From time to time I beg for craft supplies. After using a bunch of leftover quilt batting for my Ikea chair restoration, I decided to use fabric and batting scraps to make quilts for cats at local animal shelters. The shelters take knitted and crocheted blankets for cat cages, and the animals take these blankets with them when they go to their adoptive homes. Maybe the shelters would also accept little, patchwork quilts. While I have an abundance of fabric and batting, there is a scarcity of thread around here. I put out the word that I would love to have old, partially used spools of thread. Any color would do, even sky-blue pink.

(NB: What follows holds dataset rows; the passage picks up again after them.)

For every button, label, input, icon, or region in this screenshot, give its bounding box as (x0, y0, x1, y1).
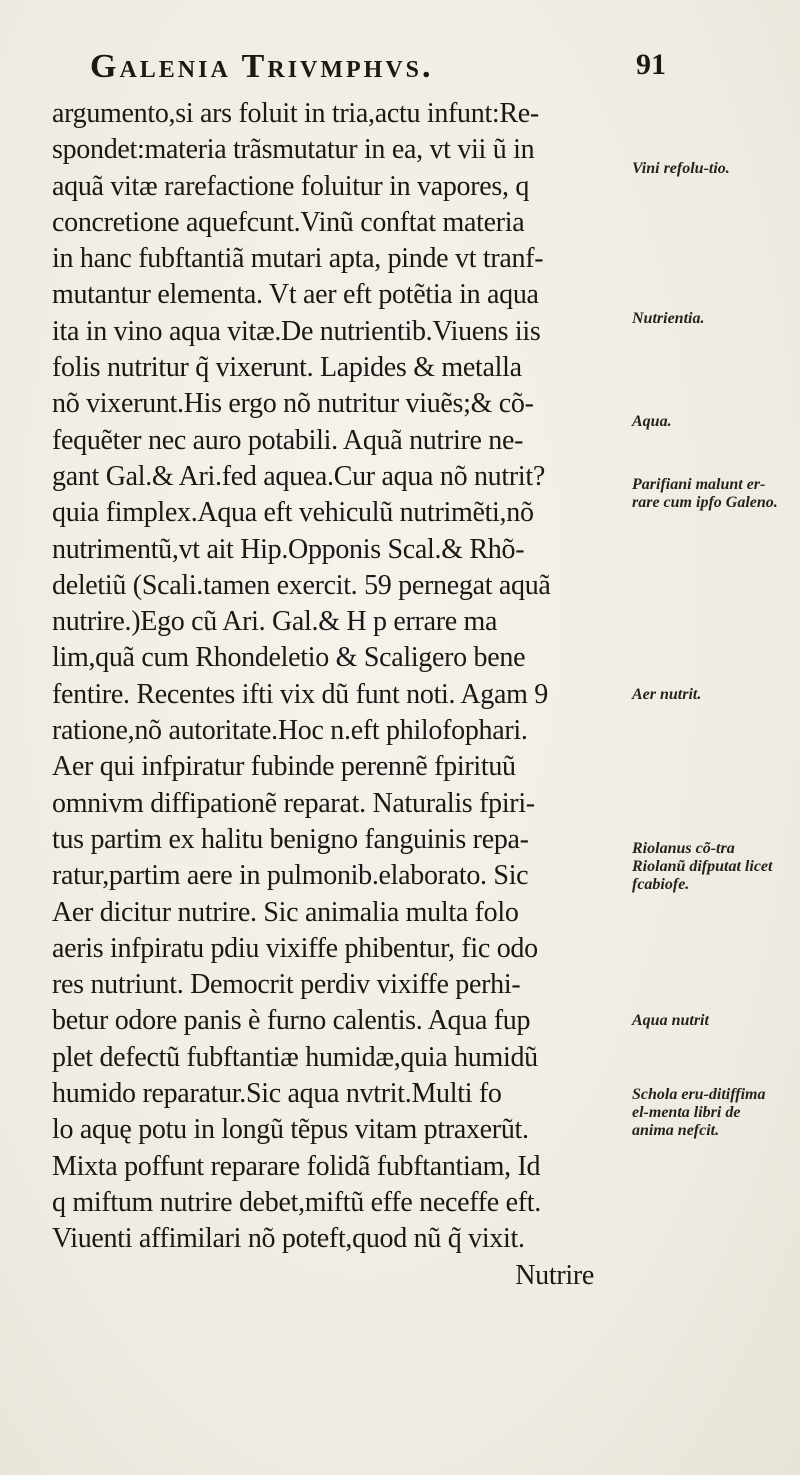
text-line: mutantur elementa. Vt aer eft potẽtia in aqua (52, 279, 539, 311)
text-line: fequẽter nec auro potabili. Aquã nutrire ne- (52, 424, 524, 456)
text-line: deletiũ (Scali.tamen exercit. 59 pernegat aquã (52, 569, 551, 601)
text-line: Aer qui infpiratur fubinde perennẽ fpirituũ (52, 751, 516, 783)
text-line: humido reparatur.Sic aqua nvtrit.Multi fo (52, 1078, 502, 1110)
text-line: ratur,partim aere in pulmonib.elaborato. Sic (52, 860, 529, 892)
text-line: spondet:materia trãsmutatur in ea, vt vii ũ in (52, 134, 535, 166)
text-line: res nutriunt. Democrit perdiv vixiffe perhi- (52, 969, 521, 1001)
text-line: Viuenti affimilari nõ poteft,quod nũ q̃ vixit. (52, 1223, 525, 1255)
text-line: q miftum nutrire debet,miftũ effe neceffe eft. (52, 1186, 541, 1218)
text-line: nõ vixerunt.His ergo nõ nutritur viuẽs;& cõ- (52, 388, 534, 420)
text-line: aquã vitæ rarefactione foluitur in vapores, q (52, 170, 530, 202)
page-number: 91 (636, 48, 666, 81)
text-line: plet defectũ fubftantiæ humidæ,quia humidũ (52, 1041, 538, 1073)
text-line: tus partim ex halitu benigno fanguinis repa- (52, 823, 529, 855)
margin-note: Aer nutrit. (632, 686, 702, 703)
text-line: betur odore panis è furno calentis. Aqua fup (52, 1005, 531, 1037)
text-line: quia fimplex.Aqua eft vehiculũ nutrimẽti,nõ (52, 497, 534, 529)
margin-note: Vini refolu-tio. (632, 160, 730, 177)
text-line: gant Gal.& Ari.fed aquea.Cur aqua nõ nutrit? (52, 460, 545, 492)
margin-note: Riolanus cõ-tra Riolanũ difputat licet fcabiofe. (632, 840, 773, 893)
margin-note: Parifiani malunt er-rare cum ipfo Galeno. (632, 476, 778, 511)
text-line: lo aquę potu in longũ tẽpus vitam ptraxerũt. (52, 1114, 529, 1146)
text-line: Aer dicitur nutrire. Sic animalia multa folo (52, 896, 519, 928)
margin-note: Nutrientia. (632, 310, 705, 327)
text-line: nutrire.)Ego cũ Ari. Gal.& H p errare ma (52, 606, 498, 638)
text-line: Mixta poffunt reparare folidã fubftantiam, Id (52, 1150, 541, 1182)
text-line: argumento,si ars foluit in tria,actu infunt:Re- (52, 98, 539, 129)
text-line: aeris infpiratu pdiu vixiffe phibentur, fic odo (52, 932, 538, 964)
catchword: Nutrire (515, 1259, 594, 1291)
margin-note: Aqua. (632, 413, 672, 430)
text-line: folis nutritur q̃ vixerunt. Lapides & metalla (52, 352, 522, 384)
text-line: fentire. Recentes ifti vix dũ funt noti. Agam 9 (52, 678, 549, 710)
text-line: lim,quã cum Rhondeletio & Scaligero bene (52, 642, 526, 674)
text-line: ita in vino aqua vitæ.De nutrientib.Viuens iis (52, 315, 541, 347)
text-line: ratione,nõ autoritate.Hoc n.eft philofophari. (52, 715, 528, 747)
text-line: nutrimentũ,vt ait Hip.Opponis Scal.& Rhõ- (52, 533, 525, 565)
text-line: concretione aquefcunt.Vinũ conftat materia (52, 206, 525, 238)
margin-note: Schola eru-ditiffima el-menta libri de anima nefcit. (632, 1086, 766, 1139)
margin-note: Aqua nutrit (632, 1012, 709, 1029)
running-title: Galenia Trivmphvs. (90, 48, 434, 85)
text-line: in hanc fubftantiã mutari apta, pinde vt tranf- (52, 243, 544, 275)
text-line: omnivm diffipationẽ reparat. Naturalis fpiri- (52, 787, 535, 819)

That was one of my father's expressions.
"What's your favorite color, Dad?"
"Sky-blue pink."
"What color is that?"
"Look at the sky."
"I don't see any pink. It's just blue"
"You will. Keep looking."
I have met my fair share of people from various backgrounds, read a lot of books and watched a lot of movies and television, and I have never heard anyone use the term sky-blue pink except my father. How did this expression enter Dad's vocabulary?
The term first appeared here, in the United States, in the late 1800s, in clothing advertisements. It was used to indicate that there was a large range of colors available for sale. Later the term sky-blue pink was used by Howard R. Garis in "Sammie and Susie Littletail," a children's story that he wrote in 1910. Other children's authors picked up the term and included it in their writings.
By the 1930s, the Brits got hold of the expression and further embellished it. British versions include sky-blue pink with purple dots, sky-blue pink with yellow spots, and sky-blue pink with a heavenly border. Since my father was billeted in an English boarding home during part of World War II, I'm betting he picked up the phrase from his landlady, a woman of whom he grew fond and with whom he corresponded for many years after the war until her death.